Having utilized his still-unequaled access to the Soviet military archives, Communist Party documents, and secret Presidential Archive, Volkogonov sheds new light on some of the major events of twentieth-century history and the men who shaped them. We witness Lenin’s paranoia about foreigners in Russia, and his creation of a privileged system for top Party members; Stalin’s repression of the nationalities and his singular conduct of foreign policy; the origins and conduct of the Korean War; Kruschev’s relationship with the odious secret service chief, Beria, and his handling of the Cuban Missile Crisis; Brezhnev’s vanity and stupidity; a new view of Poland and Solidarity; the ossification of Soviet bureaucracy and the cynicism of the Politburo; and Mikhail Gorbachev’s Leninism and his role in history.
By profiling the seven successive Soviet leaders from Lenin to Gorbachev, Volkogonov also depicts in painstaking detail the progressive self-destruction of the Leninist system. In his clear-eyed character assessments and political evaluations, lucidly translated and edited by Harold Shukman, Dmitri Volkogonov has once again performed an invaluable service to twentieth-century history.
PUBLISHERS WEEKLY
Volkogonov, a Soviet historian, military general and debunking biographer of Lenin, Stalin and Trotsky, completed this illuminating study shortly before his death in 1995. Of the seven Soviet rulers profiled, Gorbachev gets the highest marks for initiating epochal reforms, though the author stresses that Gorbachev could have accomplished much more had he relinquished his faith in the communist system.

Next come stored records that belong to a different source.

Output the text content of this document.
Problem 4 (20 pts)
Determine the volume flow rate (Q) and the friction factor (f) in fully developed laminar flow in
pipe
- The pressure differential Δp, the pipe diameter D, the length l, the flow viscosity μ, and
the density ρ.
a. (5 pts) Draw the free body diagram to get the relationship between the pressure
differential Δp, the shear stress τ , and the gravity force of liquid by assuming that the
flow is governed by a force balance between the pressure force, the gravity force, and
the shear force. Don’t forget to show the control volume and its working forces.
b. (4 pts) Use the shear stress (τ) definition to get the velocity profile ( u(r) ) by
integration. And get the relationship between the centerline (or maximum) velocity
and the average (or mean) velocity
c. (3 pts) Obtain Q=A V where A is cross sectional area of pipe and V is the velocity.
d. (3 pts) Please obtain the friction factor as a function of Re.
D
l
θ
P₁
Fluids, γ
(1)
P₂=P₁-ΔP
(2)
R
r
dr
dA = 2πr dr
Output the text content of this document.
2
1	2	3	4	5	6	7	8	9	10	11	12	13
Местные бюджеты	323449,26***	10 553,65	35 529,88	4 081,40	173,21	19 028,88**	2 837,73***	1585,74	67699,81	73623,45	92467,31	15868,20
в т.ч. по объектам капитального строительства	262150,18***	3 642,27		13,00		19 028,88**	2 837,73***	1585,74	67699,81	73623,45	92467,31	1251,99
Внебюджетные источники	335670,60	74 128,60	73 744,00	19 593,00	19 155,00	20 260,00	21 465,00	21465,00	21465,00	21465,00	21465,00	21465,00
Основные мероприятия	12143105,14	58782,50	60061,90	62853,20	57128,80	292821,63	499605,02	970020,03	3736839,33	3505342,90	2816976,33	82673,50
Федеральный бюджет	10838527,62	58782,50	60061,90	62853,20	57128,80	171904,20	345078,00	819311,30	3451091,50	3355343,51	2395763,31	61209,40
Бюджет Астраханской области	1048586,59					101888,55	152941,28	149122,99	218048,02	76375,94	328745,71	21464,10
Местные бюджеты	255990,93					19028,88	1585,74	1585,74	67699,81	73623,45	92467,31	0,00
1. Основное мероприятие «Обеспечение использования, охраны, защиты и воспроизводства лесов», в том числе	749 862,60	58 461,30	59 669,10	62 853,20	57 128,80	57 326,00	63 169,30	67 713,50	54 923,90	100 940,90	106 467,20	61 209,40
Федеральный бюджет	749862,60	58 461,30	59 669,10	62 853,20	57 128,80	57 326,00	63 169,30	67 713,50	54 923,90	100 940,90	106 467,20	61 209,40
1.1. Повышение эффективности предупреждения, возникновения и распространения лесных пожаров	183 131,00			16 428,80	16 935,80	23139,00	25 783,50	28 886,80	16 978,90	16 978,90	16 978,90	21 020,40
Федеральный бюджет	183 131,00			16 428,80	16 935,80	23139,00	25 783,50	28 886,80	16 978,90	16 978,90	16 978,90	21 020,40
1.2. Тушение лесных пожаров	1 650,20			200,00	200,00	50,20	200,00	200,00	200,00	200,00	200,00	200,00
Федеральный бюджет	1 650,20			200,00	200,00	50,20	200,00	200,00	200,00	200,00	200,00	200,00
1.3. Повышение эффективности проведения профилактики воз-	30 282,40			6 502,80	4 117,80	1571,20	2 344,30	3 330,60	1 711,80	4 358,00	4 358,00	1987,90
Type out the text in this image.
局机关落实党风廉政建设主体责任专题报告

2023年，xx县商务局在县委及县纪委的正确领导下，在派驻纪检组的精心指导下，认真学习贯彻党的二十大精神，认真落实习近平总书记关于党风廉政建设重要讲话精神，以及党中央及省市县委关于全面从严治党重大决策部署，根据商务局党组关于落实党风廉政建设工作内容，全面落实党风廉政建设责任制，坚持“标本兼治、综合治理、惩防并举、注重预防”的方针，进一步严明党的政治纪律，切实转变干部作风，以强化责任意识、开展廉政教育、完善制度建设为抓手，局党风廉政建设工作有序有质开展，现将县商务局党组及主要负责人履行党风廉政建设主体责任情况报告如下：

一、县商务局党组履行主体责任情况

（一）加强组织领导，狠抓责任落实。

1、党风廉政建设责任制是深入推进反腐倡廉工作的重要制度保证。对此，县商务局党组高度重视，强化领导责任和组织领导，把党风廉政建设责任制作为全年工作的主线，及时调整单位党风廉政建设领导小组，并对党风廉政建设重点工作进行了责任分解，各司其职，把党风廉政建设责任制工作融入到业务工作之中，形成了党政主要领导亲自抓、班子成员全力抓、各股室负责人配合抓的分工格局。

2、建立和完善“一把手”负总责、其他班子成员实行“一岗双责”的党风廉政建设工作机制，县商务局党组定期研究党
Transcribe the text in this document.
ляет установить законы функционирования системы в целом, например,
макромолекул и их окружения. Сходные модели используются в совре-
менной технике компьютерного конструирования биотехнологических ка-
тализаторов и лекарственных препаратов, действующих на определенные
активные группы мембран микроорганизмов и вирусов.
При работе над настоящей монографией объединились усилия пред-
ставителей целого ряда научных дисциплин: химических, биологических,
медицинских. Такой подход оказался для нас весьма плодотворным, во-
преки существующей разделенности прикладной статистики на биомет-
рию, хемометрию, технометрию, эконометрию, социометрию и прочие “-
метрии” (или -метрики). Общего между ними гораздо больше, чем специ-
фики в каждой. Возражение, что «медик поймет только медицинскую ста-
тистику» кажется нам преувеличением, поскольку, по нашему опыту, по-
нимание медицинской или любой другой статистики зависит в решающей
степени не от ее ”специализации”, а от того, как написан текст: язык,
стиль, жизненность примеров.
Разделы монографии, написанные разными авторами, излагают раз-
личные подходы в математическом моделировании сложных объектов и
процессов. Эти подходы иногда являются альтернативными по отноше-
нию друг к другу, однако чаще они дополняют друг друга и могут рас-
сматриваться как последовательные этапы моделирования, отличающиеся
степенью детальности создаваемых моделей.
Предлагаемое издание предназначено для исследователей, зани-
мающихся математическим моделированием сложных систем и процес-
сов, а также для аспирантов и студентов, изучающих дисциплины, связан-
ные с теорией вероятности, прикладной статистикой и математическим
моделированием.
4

Volkogonov cogently argues for a seamless connection between Lenin's absolutism and Stalin's merciless dictatorship. Drawing on new material, including declassified documents from state and Party archives, he reveals Lenin's paranoia toward foreigners as well as Stalin's pivotal role in egging on his puppet in North Korea, Kim Il-sung, to start a war with the South in 1950. Khrushchev, though he repudiated the Stalinist cult of personality, was out of touch with the masses, in Volkogonov's estimate, while indecisive, mediocre, suave Brezhnev mistook economic and social stagnation for stability. Both Yuri Andropov and Konstantin Chernenko were "political pygmies" who strived to preserve a sclerotic system. Bristling with startling revelations, this scathing panorama of seven decades of Soviet rule brims with much treachery, intrigue, reversals of fortune and personal idiosyncrasies. Photos not seen by PW.